Continuity checking makes certain the fibres are not broken and to trace a path of a fibre from one end to another through many connections. Use a visible light "fibre optic tracer" or "pocket visual fault locator". It looks like a flashlight or a pen-like instrument with a light bulb or LED source that mates to a fibre optic connector. Attach a cable to test to the visual tracer and look at the other end to see the light transmitted through the core of the fibre. If there is no light at the end, go back to intermediate connections to find the bad section of the cable.
A good example of how it can save time and money is testing fibre on a reel before you pull it to make sure it hasn't been damaged during shipment. Look for visible signs of damage (like cracked or broken reels, kinks in the cable, etc). For testing, visual tracers help also identify the next fibre to be tested for loss with the test kit. When connecting cables at patch panels, use the visual tracer to make sure each connection is the right two fibres! To make certain the proper fibres are connected to the transmitter and receiver, use the visual tracer in place of the transmitter and your eye instead of the receiver (remember that fibre optic links work in the infrared so you can't see anything anyway).

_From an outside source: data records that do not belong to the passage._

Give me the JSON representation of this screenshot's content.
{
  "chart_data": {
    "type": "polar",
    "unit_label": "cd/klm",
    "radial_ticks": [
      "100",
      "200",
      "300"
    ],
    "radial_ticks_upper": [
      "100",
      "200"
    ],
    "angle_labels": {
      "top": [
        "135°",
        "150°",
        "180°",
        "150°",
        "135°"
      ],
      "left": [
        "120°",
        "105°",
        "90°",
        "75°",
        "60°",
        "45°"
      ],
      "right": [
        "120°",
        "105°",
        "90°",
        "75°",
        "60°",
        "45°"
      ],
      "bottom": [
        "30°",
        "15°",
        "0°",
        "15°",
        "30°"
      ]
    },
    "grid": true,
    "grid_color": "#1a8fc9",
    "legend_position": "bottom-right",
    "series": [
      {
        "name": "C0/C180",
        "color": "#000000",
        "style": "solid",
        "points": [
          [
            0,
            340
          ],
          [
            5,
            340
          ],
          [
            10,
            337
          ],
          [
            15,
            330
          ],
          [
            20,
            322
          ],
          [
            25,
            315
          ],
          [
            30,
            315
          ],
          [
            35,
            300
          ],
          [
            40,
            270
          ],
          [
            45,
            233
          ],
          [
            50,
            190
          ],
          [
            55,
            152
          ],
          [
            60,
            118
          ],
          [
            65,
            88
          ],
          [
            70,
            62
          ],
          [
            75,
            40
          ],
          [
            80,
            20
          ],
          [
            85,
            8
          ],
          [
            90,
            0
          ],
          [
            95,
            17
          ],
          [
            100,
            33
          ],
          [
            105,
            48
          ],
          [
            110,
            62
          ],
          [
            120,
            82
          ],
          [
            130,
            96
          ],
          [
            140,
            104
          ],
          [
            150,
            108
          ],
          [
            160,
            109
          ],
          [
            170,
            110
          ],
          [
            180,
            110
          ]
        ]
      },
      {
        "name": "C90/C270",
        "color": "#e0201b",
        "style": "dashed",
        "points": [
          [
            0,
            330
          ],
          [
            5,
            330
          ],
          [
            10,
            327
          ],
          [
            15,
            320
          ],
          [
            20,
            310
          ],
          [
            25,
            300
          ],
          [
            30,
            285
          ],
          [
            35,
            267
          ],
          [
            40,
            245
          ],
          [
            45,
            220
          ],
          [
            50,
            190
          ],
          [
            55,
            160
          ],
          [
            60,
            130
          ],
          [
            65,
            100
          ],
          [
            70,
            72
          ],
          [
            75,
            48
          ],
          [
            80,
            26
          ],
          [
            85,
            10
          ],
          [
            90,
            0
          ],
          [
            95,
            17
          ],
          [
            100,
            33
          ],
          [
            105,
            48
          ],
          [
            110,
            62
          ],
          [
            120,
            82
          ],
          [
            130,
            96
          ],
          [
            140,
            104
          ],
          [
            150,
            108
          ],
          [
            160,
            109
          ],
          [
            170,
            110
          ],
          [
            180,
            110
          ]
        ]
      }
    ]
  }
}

A higher power version of the tracer uses a laser that can also find faults. The red laser light is powerful enough to show breaks in fibres or high loss connectors. You can actually see the loss of the bright red light even through many yellow or orange simplex cable jackets except black or grey jackets. You can also use this gadget to optimise mechanical splices or prepolished-splice type fibre optic connectors. In fact, don't even think of doing one of those connectors without one; no other method will assure you of high yield with them.
Fibre optic microscopes are used to inspect connectors to check the quality of the termination procedure and diagnose problems. A well made connector will have a smooth, polished, scratch-free finish and the fibre will not show any signs of cracks, chips or areas where the fibre is either protruding from the end of the ferrule or pulling back into it.
The magnification for viewing connectors can be 30 to 400 power but it is best to use a medium magnification. The best microscopes allow you to inspect the connector from several angles, either by tilting the connector or having angle illumination to get the best picture of what's going on. Check to make sure the microscope has an easy-to-use adapter to attach the connectors of interest to the microscope.
And remember to check that no power is present in the cable before you look at it in a microscope - protect your eyes!